Thursday 9 November 2017

'Lions’ presence in human-dominated areas is neither new nor surprising


Asiatic lions (Panthera leo persica) now occur in the wild only as a small population (about 250 animals) within a single reserve, the Gir forest in Gujarat state in western India. Persistent attacks by lions on humans hinder support among local peoples for lion conservation. We analyzed 193 attacks by lions on humans and conducted interviews with 73 villagers to identify the spatial, temporal, and social factors associated with lion-human conflict in the region. An average of 14.8 attacks by lions and 2.2 lion-caused deaths occurred annually between 1978 and 1991, and most attacks (82%) occurred on private lands outside the forest reserve.

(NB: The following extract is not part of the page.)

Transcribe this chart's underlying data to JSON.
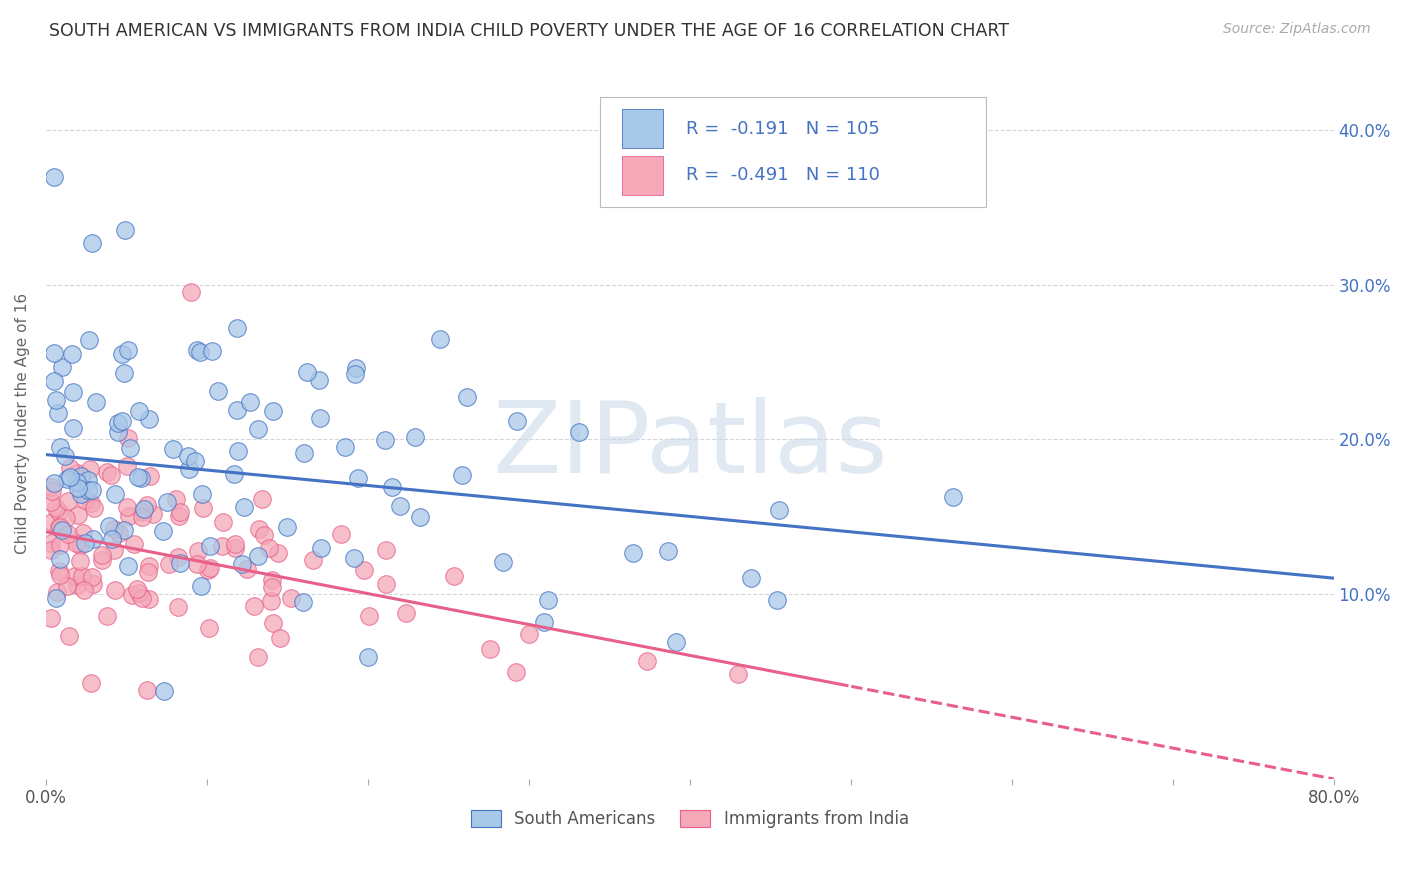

A drought in 1987-1988 precipitated an increase in rates of conflicts (from 7.3 to 40.0 attacks/year) and in the proportion of attacks that occurred outside the reserve (from 75% to 87%). The spatial pattern of lion attacks could not be distinguished from random before the drought, whereas attacks were clustered after the drought in village subdistricts with a higher ratio of revenue land to forest edge and those closer to sites where lions where lions were formerly baited for tourist shows. Subadult lions were involved in conflicts in disproportion to their relative abundance. A majority of villagers interviewed expressed hostile attitudes toward lions owing to the threat of personal injury and economic hardship (mainly livestock damage) posed by lions. The escalation in lion-human conflict following the drought probably resulted from a combination of increased aggressiveness in lions and a tendency for villagers to bring their surviving livestock into their dwellings. Dissatisfaction with the government's compensation system for lion-depredated livestock was reported widely. The current strategy for coping with problem lions--that is, returning them to areas in the Gir forest already saturated with lions--is inadequate, as indicated by the sharp increase in lion-human conflict since 1988. Prohibiting lion baiting for tourist shows, consolidation of reserve boundaries, and implementation of a more equitable and simpler system for compensating villagers for livestock destroyed by lions could provide short-term alleviation of lion-human conflict in the region.